Provide an overview of the education we are pursuing. Immediately form a "basic plan for education development" that allows for an allocation of teachers and the improvement of facilities, both for the sake of education that energizes children and to forge ahead.
Introduce an "education leave system" for parents in conjunction with the local community.
Promote early appointments of a school councilor system and reform the Board of Education system. Strengthen education that creates work values and morals.
Extend national discussion on the ideal and basic picture of future education of the Fundamental Education Law.

(7) Intensify environmental protection activities like promoting recycling measures, toxic substance reduction measures, etc.
The government and private sector must jointly strengthen measures for cuts in greenhouse gas emissions to promote the fight against global warming. Likewise, government and the private sector must fortify drastic emission reduction measures that reduce hazardous substances such as dioxin. They must also step up recycling activities of other goods following the Designated Household Appliance Recycling Law.

(8) Expand plans and implement measures on the following: enforcement of the anti-monopoly law to establish fair business practices, radical revision of the Subcontractor's Protection Law (to prevent delayed payments to subcontractors), expansion of subcontract development eligibility standards, and personnel training based on "the basic plan on fundamental technology in manufacturing."
Support circumstances that allow the filing of illegal facts to the Fair Trade Commission. Revise the contents of the subcontract businesses in the Law for the Prevention of Delayed Price Payment to Subcontractors, also seek the legal revision of eligibility to work in the information and transport industries.

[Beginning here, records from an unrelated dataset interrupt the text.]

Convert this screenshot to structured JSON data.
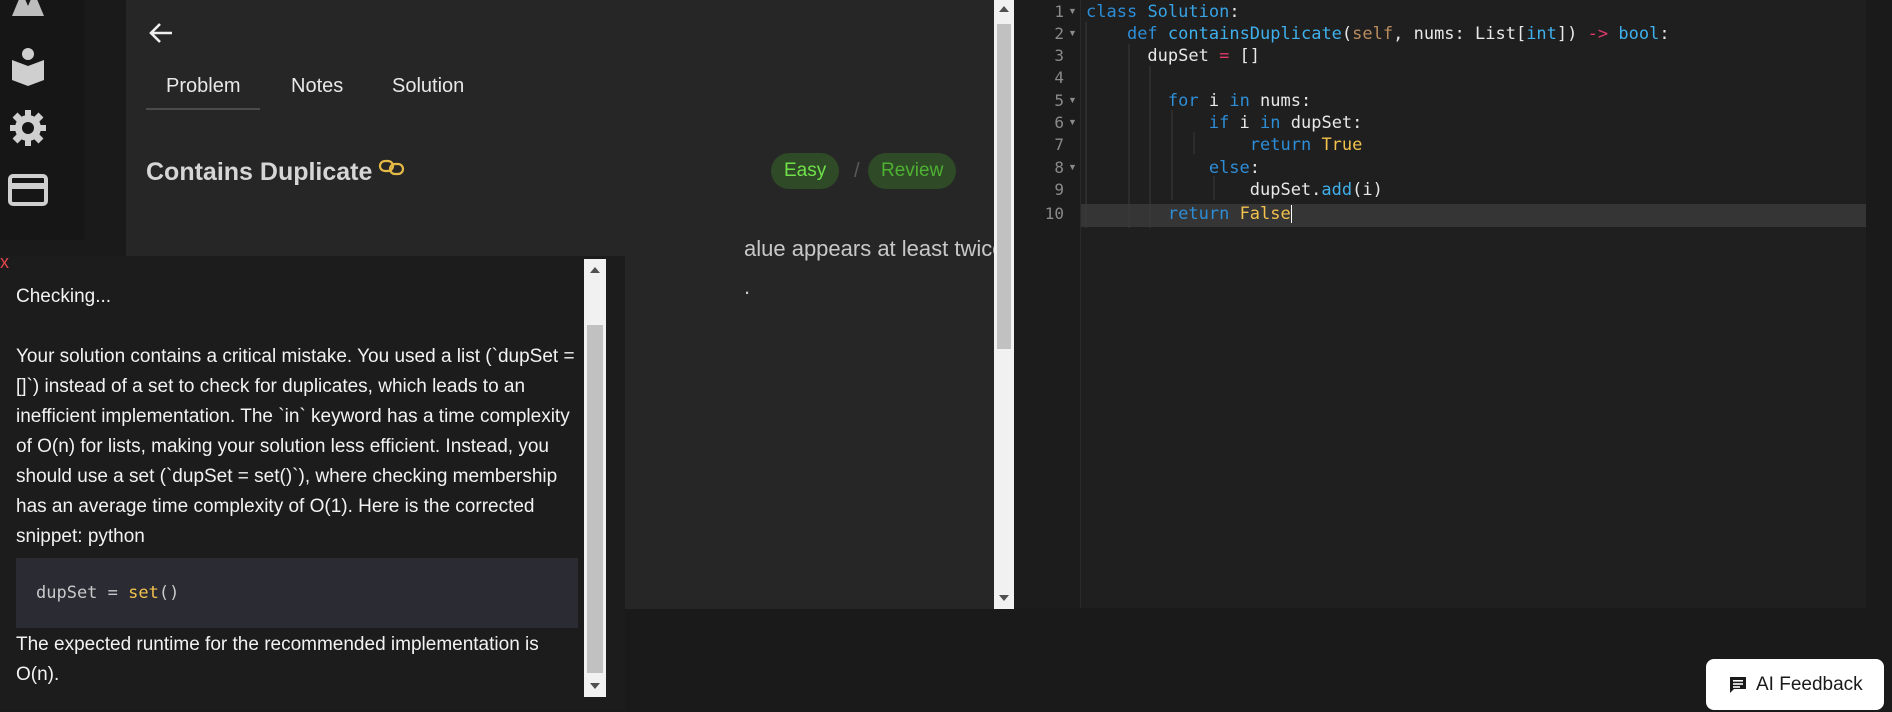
{
  "nav": {
    "icons": [
      "logo-icon",
      "book-reader-icon",
      "gear-icon",
      "card-icon"
    ]
  },
  "problem": {
    "tabs": [
      "Problem",
      "Notes",
      "Solution"
    ],
    "title": "Contains Duplicate",
    "difficulty": "Easy",
    "separator": "/",
    "review_label": "Review",
    "desc_line1": "alue appears at least twice in the",
    "desc_line2": "."
  },
  "editor": {
    "line_numbers": [
      "1",
      "2",
      "3",
      "4",
      "5",
      "6",
      "7",
      "8",
      "9",
      "10"
    ],
    "active_line": 10
  },
  "feedback": {
    "close": "x",
    "status": "Checking...",
    "body": "Your solution contains a critical mistake. You used a list (`dupSet = []`) instead of a set to check for duplicates, which leads to an inefficient implementation. The `in` keyword has a time complexity of O(n) for lists, making your solution less efficient. Instead, you should use a set (`dupSet = set()`), where checking membership has an average time complexity of O(1). Here is the corrected snippet: python",
    "code_var": "dupSet = ",
    "code_call": "set",
    "code_parens": "()",
    "conclusion": "The expected runtime for the recommended implementation is O(n)."
  },
  "ai_button": {
    "label": "AI Feedback"
  },
  "colors": {
    "easy": "#71e14a",
    "review": "#4fb132",
    "close": "#e0464b",
    "keyword": "#2d8dd6",
    "constant": "#f2c14e"
  }
}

Also revise the eligibility of industries other than the manufacturing industry in subcontract development standards.
To promote the "basic plan for fundamental technology in manufacturing," push for the development and reform of fundamental technology for the revitalization of the "manufacturing industry" and fortify human resources development and personnel training.

3.Activities for Realization
(1) Setting Up Priority Issues
Narrow down the most important issues from all the major issues described above to establish and conduct mass actions for their realization.
Those prioritized issues are (1) realization of the 2001 fiscal year budget with built in measures for creating and stabilizing employment, (2) creation of a safe and reliable social security system including pensions, medical care, and nursing care problems, (3) revision of the Child-Care/Nursing Care Leave Law into the "Career and Home Balance Assistance Law."

(2) Radical Fortification of Mass Actions
Target priority issues and push ahead with mass actions and drastic intensification.
(1) By February: "Safe Living, Job Security" Mass Action Month for Correction (tentative)
Designate February as "Safe Living, Job Security" Mass Action Month for Correction (tentative), RENGO Headquarters, affiliate organizations and local RENGO will work together intensively on mass actions to realize our demands that are focused intensively on the following four policy demands;
a) Pay raises and shorter working hours, b) the creation of 1.4 million jobs and intensification of employment support measures, c) the construction of a safe and reliable foundation for social security which includes pensions, medical care, and nursing care problems, d) Legislation of the "Career and Home Balance Assistance Law."